India will become the most populous country in the world according to current population growth trends - with higher fertility rates - and on this criteria alone, it could be India's century. The population as a driver in economic development has been recognised by the idea of the purchasing power of the Indian middle class. It is also possible to extend this to the notion of India as a market of 1.1 billion purchasers - with a critical question posed as how to enable the whole of this population to become purchasers through enhancing the economic capacities of all of them (including in the rural areas or shanty towns surrounding major Indian cities).

Finally, India can be controversially regarded as a larger area - as an Indian sub-continent or South Asia - based on a pre-Independence geographical definition known as British India. Economic or infrastructure as well as cultural integration of this may result in this region of Asia and the world to become the centre for global economic activity. This idea has been referred to as Akhand Bharat but with its specific emphasis on religious uniformity - which is closely linked to creating single-ideology India (more totalitarianist than pluralist in character).

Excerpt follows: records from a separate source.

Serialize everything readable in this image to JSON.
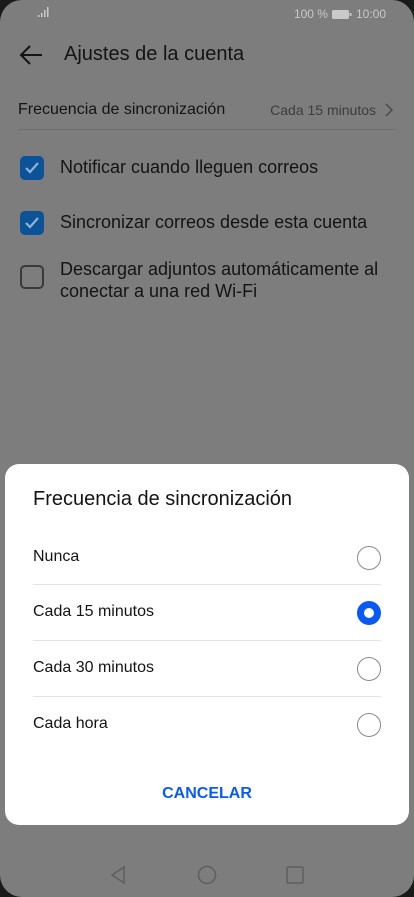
{
  "status_bar": {
    "battery_text": "100 %",
    "time": "10:00"
  },
  "header": {
    "title": "Ajustes de la cuenta"
  },
  "settings": {
    "sync_label": "Frecuencia de sincronización",
    "sync_value": "Cada 15 minutos",
    "checks": [
      {
        "label": "Notificar cuando lleguen correos",
        "checked": true
      },
      {
        "label": "Sincronizar correos desde esta cuenta",
        "checked": true
      },
      {
        "label": "Descargar adjuntos automáticamente al conectar a una red Wi-Fi",
        "checked": false
      }
    ]
  },
  "dialog": {
    "title": "Frecuencia de sincronización",
    "options": [
      {
        "label": "Nunca",
        "selected": false
      },
      {
        "label": "Cada 15 minutos",
        "selected": true
      },
      {
        "label": "Cada 30 minutos",
        "selected": false
      },
      {
        "label": "Cada hora",
        "selected": false
      }
    ],
    "cancel_label": "CANCELAR"
  },
  "colors": {
    "accent": "#0a59f7",
    "checkbox": "#0c5296",
    "overlay": "#7d7d7d"
  },
  "nav_bar": {
    "icons": [
      "back-triangle-icon",
      "home-circle-icon",
      "recents-square-icon"
    ]
  }
}
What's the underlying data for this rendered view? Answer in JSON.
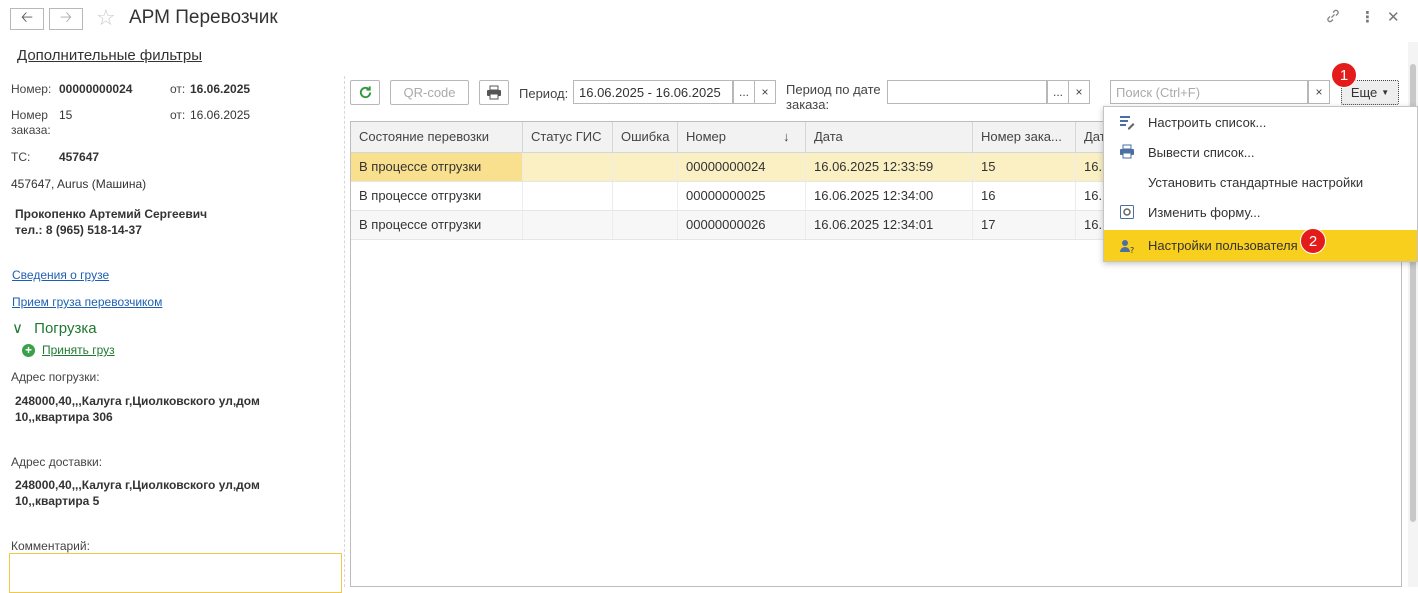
{
  "window": {
    "title": "АРМ Перевозчик"
  },
  "header": {
    "filters_link": "Дополнительные фильтры"
  },
  "left": {
    "number_label": "Номер:",
    "number_value": "00000000024",
    "date1_label": "от:",
    "date1_value": "16.06.2025",
    "order_label_1": "Номер",
    "order_label_2": "заказа:",
    "order_value": "15",
    "date2_label": "от:",
    "date2_value": "16.06.2025",
    "ts_label": "ТС:",
    "ts_value": "457647",
    "vehicle": "457647, Aurus (Машина)",
    "driver_name": "Прокопенко Артемий Сергеевич",
    "driver_phone": "тел.: 8 (965) 518-14-37",
    "cargo_link": "Сведения о грузе",
    "accept_link": "Прием груза перевозчиком",
    "section_title": "Погрузка",
    "accept_cargo": "Принять груз",
    "load_addr_label": "Адрес погрузки:",
    "load_addr_1": "248000,40,,,Калуга г,Циолковского ул,дом",
    "load_addr_2": "10,,квартира 306",
    "del_addr_label": "Адрес доставки:",
    "del_addr_1": "248000,40,,,Калуга г,Циолковского ул,дом",
    "del_addr_2": "10,,квартира 5",
    "comment_label": "Комментарий:"
  },
  "toolbar": {
    "qr_label": "QR-code",
    "period_label": "Период:",
    "period_value": "16.06.2025 - 16.06.2025",
    "dots": "...",
    "clear": "×",
    "period_order_label_1": "Период по дате",
    "period_order_label_2": "заказа:",
    "search_placeholder": "Поиск (Ctrl+F)",
    "more_label": "Еще"
  },
  "table": {
    "columns": [
      "Состояние перевозки",
      "Статус ГИС",
      "Ошибка",
      "Номер",
      "Дата",
      "Номер зака...",
      "Дат"
    ],
    "sort_indicator": "↓",
    "rows": [
      [
        "В процессе отгрузки",
        "",
        "",
        "00000000024",
        "16.06.2025 12:33:59",
        "15",
        "16."
      ],
      [
        "В процессе отгрузки",
        "",
        "",
        "00000000025",
        "16.06.2025 12:34:00",
        "16",
        "16."
      ],
      [
        "В процессе отгрузки",
        "",
        "",
        "00000000026",
        "16.06.2025 12:34:01",
        "17",
        "16."
      ]
    ]
  },
  "menu": {
    "items": [
      {
        "label": "Настроить список...",
        "icon": "list-settings-icon"
      },
      {
        "label": "Вывести список...",
        "icon": "print-list-icon"
      },
      {
        "label": "Установить стандартные настройки",
        "icon": ""
      },
      {
        "label": "Изменить форму...",
        "icon": "form-edit-icon"
      },
      {
        "label": "Настройки пользователя",
        "icon": "user-settings-icon"
      }
    ]
  },
  "badges": {
    "one": "1",
    "two": "2"
  },
  "colors": {
    "selected_row": "#fbf0c4",
    "selected_cell": "#f9e08e",
    "menu_highlight": "#f9cf1e",
    "badge": "#e31b1b",
    "link": "#1e5fb4",
    "green": "#1e7a30"
  }
}
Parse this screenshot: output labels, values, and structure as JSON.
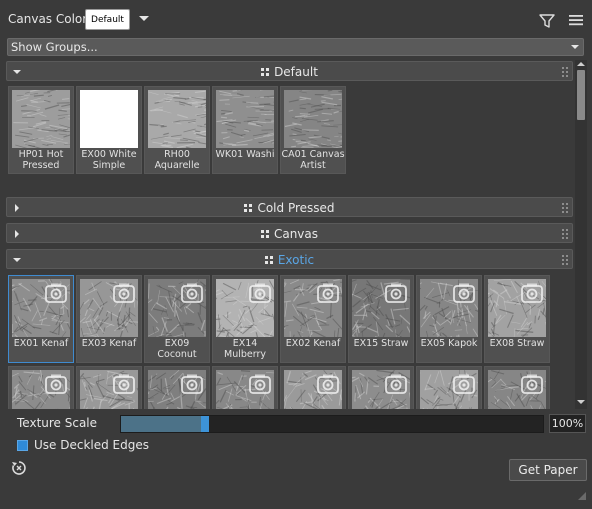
{
  "header": {
    "canvas_color_label": "Canvas Color",
    "swatch_label": "Default",
    "show_groups": "Show Groups..."
  },
  "groups": [
    {
      "title": "Default",
      "state": "expanded",
      "highlight": false
    },
    {
      "title": "Cold Pressed",
      "state": "collapsed",
      "highlight": false
    },
    {
      "title": "Canvas",
      "state": "collapsed",
      "highlight": false
    },
    {
      "title": "Exotic",
      "state": "expanded",
      "highlight": true
    }
  ],
  "default_papers": [
    {
      "line1": "HP01 Hot",
      "line2": "Pressed",
      "thumb": "#9d9d9d"
    },
    {
      "line1": "EX00 White",
      "line2": "Simple",
      "thumb": "#ffffff"
    },
    {
      "line1": "RH00",
      "line2": "Aquarelle",
      "thumb": "#a9a9a9"
    },
    {
      "line1": "WK01 Washi",
      "line2": "",
      "thumb": "#8f8f8f"
    },
    {
      "line1": "CA01 Canvas",
      "line2": "Artist",
      "thumb": "#858585"
    }
  ],
  "exotic_papers": [
    {
      "line1": "EX01 Kenaf",
      "line2": "",
      "thumb": "#8e8e8e",
      "selected": true
    },
    {
      "line1": "EX03 Kenaf",
      "line2": "",
      "thumb": "#979797",
      "selected": false
    },
    {
      "line1": "EX09",
      "line2": "Coconut",
      "thumb": "#7c7c7c",
      "selected": false
    },
    {
      "line1": "EX14",
      "line2": "Mulberry",
      "thumb": "#b3b3b3",
      "selected": false
    },
    {
      "line1": "EX02 Kenaf",
      "line2": "",
      "thumb": "#8a8a8a",
      "selected": false
    },
    {
      "line1": "EX15 Straw",
      "line2": "",
      "thumb": "#777777",
      "selected": false
    },
    {
      "line1": "EX05 Kapok",
      "line2": "",
      "thumb": "#868686",
      "selected": false
    },
    {
      "line1": "EX08 Straw",
      "line2": "",
      "thumb": "#a2a2a2",
      "selected": false
    }
  ],
  "exotic_row2_thumbs": [
    "#8c8c8c",
    "#999999",
    "#7f7f7f",
    "#888888",
    "#9a9a9a",
    "#8d8d8d",
    "#a0a0a0",
    "#868686"
  ],
  "texture_scale": {
    "label": "Texture Scale",
    "value_text": "100%",
    "fill_fraction": 0.2
  },
  "deckled_edges": {
    "label": "Use Deckled Edges",
    "checked": true
  },
  "get_paper_label": "Get Paper",
  "icons": {
    "dropdown": "chevron-down-icon",
    "filter": "filter-icon",
    "menu": "hamburger-menu-icon",
    "camera": "camera-icon",
    "reset": "reset-icon",
    "grip": "grip-icon"
  },
  "colors": {
    "accent": "#3d93d8",
    "highlight_text": "#5aa6e6",
    "panel_bg": "#3a3a3a"
  }
}
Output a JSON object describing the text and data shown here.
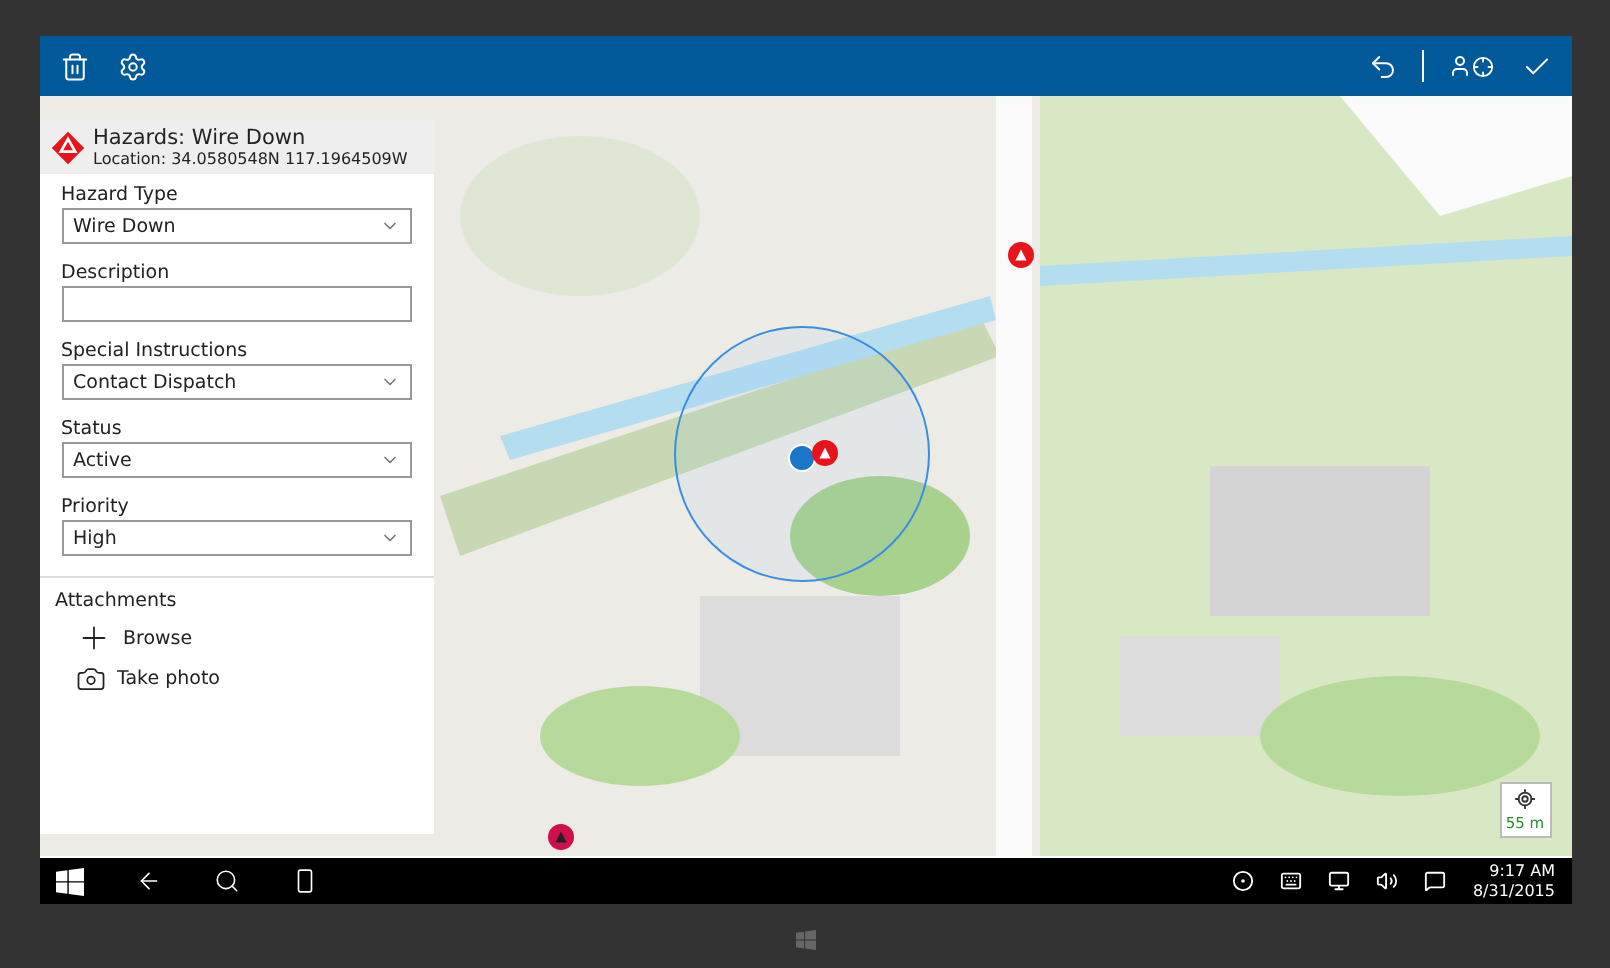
{
  "app_bar": {
    "left_buttons": [
      {
        "kind": "delete"
      },
      {
        "kind": "settings"
      }
    ],
    "right_buttons": [
      {
        "kind": "undo"
      },
      {
        "kind": "locate-user"
      },
      {
        "kind": "confirm"
      }
    ]
  },
  "form": {
    "title": "Hazards: Wire Down",
    "location": "Location: 34.0580548N 117.1964509W",
    "fields": [
      {
        "kind": "dropdown",
        "label": "Hazard Type",
        "value": "Wire Down"
      },
      {
        "kind": "text",
        "label": "Description"
      },
      {
        "kind": "dropdown",
        "label": "Special Instructions",
        "value": "Contact Dispatch"
      },
      {
        "kind": "dropdown",
        "label": "Status",
        "value": "Active"
      },
      {
        "kind": "dropdown",
        "label": "Priority",
        "value": "High"
      }
    ],
    "attachments": {
      "label": "Attachments",
      "actions": [
        {
          "kind": "browse",
          "label": "Browse"
        },
        {
          "label": "Take photo"
        }
      ]
    }
  },
  "map": {
    "kind": "picture",
    "scale": "55 m"
  },
  "taskbar": {
    "left": [
      {
        "kind": "start"
      },
      {
        "kind": "back"
      },
      {
        "kind": "search"
      },
      {
        "kind": "task-view"
      }
    ],
    "tray": [
      {
        "kind": "record"
      },
      {
        "kind": "keyboard"
      },
      {
        "kind": "network"
      },
      {
        "kind": "volume"
      },
      {
        "kind": "notifications"
      }
    ],
    "time": "9:17 AM",
    "date": "8/31/2015"
  }
}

The political and unifying value of the concept of the Indian century is obvious: it acts to motivate and bring together the global Indian family for a purpose of the pursuit of the idea. It has a nationalist function. This can be regarded as positive nationalism - as India is a low income country with a great deal of poverty and its 1.1 billion population can act as force to achieve economic growth and wipe out poverty and solve major infrastructure and social problems. It could also be seen as a way to devalue the worth of other nations and peoples.

Arguably, the true Indian century is based on the political power of the India's immense population (through democracy), the power of Indians as consumers (as the purses of the so-called Indian market class continue to enlarge); the power of the Indian diaspora members through their success in the country of adoption as equal citizens and high achievers and their investment in their homeland; India's foreign policy technocrats and economic policy experts, who strive to manage the process of India's global emergence with passion and by taking sensible decisions in the historical crossroads to invent workable roadmaps to peace and prosperity. Over a billion people mobilised by democracy with a youthful outlook and the determination to end poverty, who are armed with the tools of technocracy and open to global cooperation and investment in India could create an Indian century.

Contrarily, India's poor, illiterate, shanty-town dwellers, socially oppressed women, India's ill and victims of child mortality, India's enslaved in lives of despair are all working to make the Indian century inevitable. Even a marginally successful Indian century will be an achievement for the world and for history - 1 billion less people facing life and death choices--sometimes daily, sometimes monthly and, for the lucky ranks of impoverished, sometimes only several times a year. It is an idea comparable to the idea of communism by Karl Marx and capitalism by Adam Smith - the ideas of the old British and European century.